Synopsis : Après avoir vu des zombies déferler d’un avion militaire, un reporter tente de retrouver sa femme et d’échapper aux monstres assoiffés de sang qui envahissent la ville.
Une exploitation opportuniste du phénomène Zombie
Critique : Le cinéaste Umberto Lenzi vient de tourner plusieurs polars d’excellente tenue en cette fin des années 70. On peut citer parmi ses réussites Brigade spéciale (1976), Le clan des pourris (1976), Le cynique, l’infâme et le violent (1977) ou encore Echec au gang (1978). Toutefois, après le succès international remporté par le Zombie (1978) de George A. Romero, les producteurs italiens abandonnent assez rapidement le polar pour se concentrer sur ce qui rapporte de l’argent : le cinéma horrifique gore. Alors qu’il n’a aucun goût pour ce type de cinéma, Umberto Lenzi est contraint de se conformer aux lois du marché et signe plusieurs œuvres particulièrement gratinées en matière de gore. Il surfe notamment sur le succès obtenu par Ruggero Deodato avec Cannibal Holocaust (1980) et livre en peu de temps La secte des cannibales (1980) et Cannibal Ferox (1981).

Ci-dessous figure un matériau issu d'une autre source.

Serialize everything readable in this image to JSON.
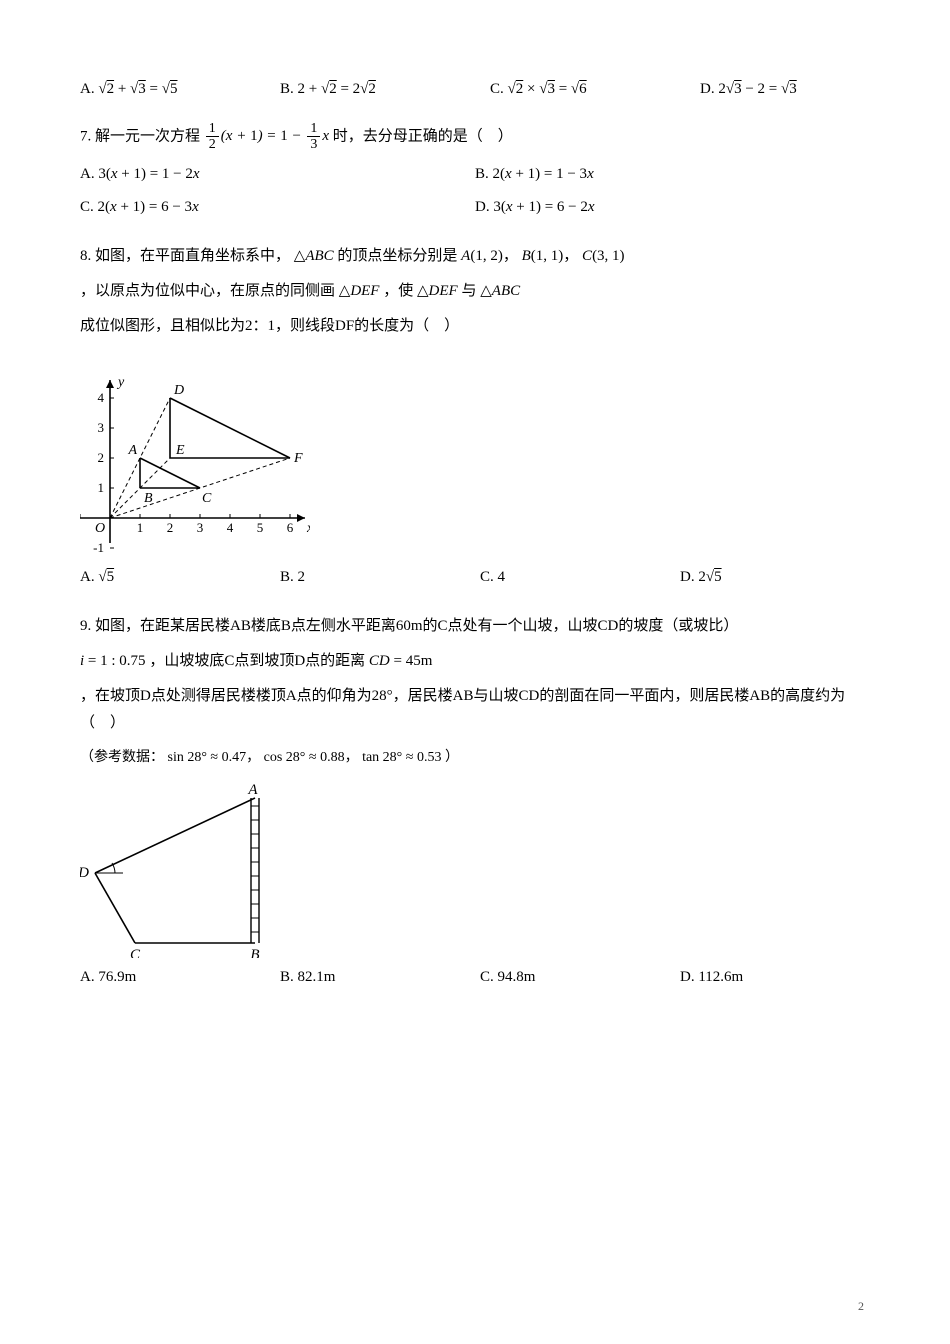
{
  "q6_options": {
    "A_label": "A.",
    "B_label": "B.",
    "C_label": "C.",
    "D_label": "D."
  },
  "q7": {
    "num": "7.",
    "stem_prefix": "解一元一次方程",
    "stem_suffix": "时，去分母正确的是（　）",
    "A_label": "A.",
    "B_label": "B.",
    "C_label": "C.",
    "D_label": "D."
  },
  "q8": {
    "num": "8.",
    "line1a": "如图，在平面直角坐标系中，",
    "line1b": " 的顶点坐标分别是 ",
    "comma": "，",
    "line2a": "，以原点为位似中心，在原点的同侧画",
    "line2b": "，使",
    "line2c": " 与 ",
    "line3": "成位似图形，且相似比为2：1，则线段DF的长度为（　）",
    "A_label": "A.",
    "B_label": "B.",
    "B_val": "2",
    "C_label": "C.",
    "C_val": "4",
    "D_label": "D.",
    "graph": {
      "x_ticks": [
        "-1",
        "1",
        "2",
        "3",
        "4",
        "5",
        "6"
      ],
      "y_ticks": [
        "-1",
        "1",
        "2",
        "3",
        "4"
      ],
      "points": {
        "A": {
          "x": 1,
          "y": 2,
          "label": "A"
        },
        "B": {
          "x": 1,
          "y": 1,
          "label": "B"
        },
        "C": {
          "x": 3,
          "y": 1,
          "label": "C"
        },
        "D": {
          "x": 2,
          "y": 4,
          "label": "D"
        },
        "E": {
          "x": 2,
          "y": 2,
          "label": "E"
        },
        "F": {
          "x": 6,
          "y": 2,
          "label": "F"
        }
      },
      "y_label": "y",
      "x_label": "x",
      "O_label": "O"
    }
  },
  "q9": {
    "num": "9.",
    "line1": "如图，在距某居民楼AB楼底B点左侧水平距离60m的C点处有一个山坡，山坡CD的坡度（或坡比）",
    "line2a": "，山坡坡底C点到坡顶D点的距离 ",
    "line3": "，在坡顶D点处测得居民楼楼顶A点的仰角为28°，居民楼AB与山坡CD的剖面在同一平面内，则居民楼AB的高度约为（　）",
    "ref_prefix": "（参考数据：",
    "ref_suffix": "）",
    "A_label": "A.",
    "A_val": "76.9m",
    "B_label": "B.",
    "B_val": "82.1m",
    "C_label": "C.",
    "C_val": "94.8m",
    "D_label": "D.",
    "D_val": "112.6m",
    "diagram": {
      "A": "A",
      "B": "B",
      "C": "C",
      "D": "D"
    }
  },
  "page_number": "2"
}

Au même moment, Lenzi accepte de tourner L’avion de l’apocalypse (1980) qui est un démarquage à peine voilé du Zombie de Romero. Cette coproduction entre l’Italie, l’Espagne et le Mexique n’a pas de grande ambition si ce n’est d’exploiter un thème décidément à la mode. On notera que Lenzi souhaitait engager des acteurs comme Tomás Milián ou encore Fabio Testi, mais que les coproducteurs mexicains ont imposé Hugo Stiglitz, acteur qui est un fidèle collaborateur du réalisateur bis René Cardona Jr. Lenzi se résigne à accepter un interprète moins charismatique, mais parvient toutefois à embaucher quelques pointures comme Francisco Rabal ou Mel Ferrer.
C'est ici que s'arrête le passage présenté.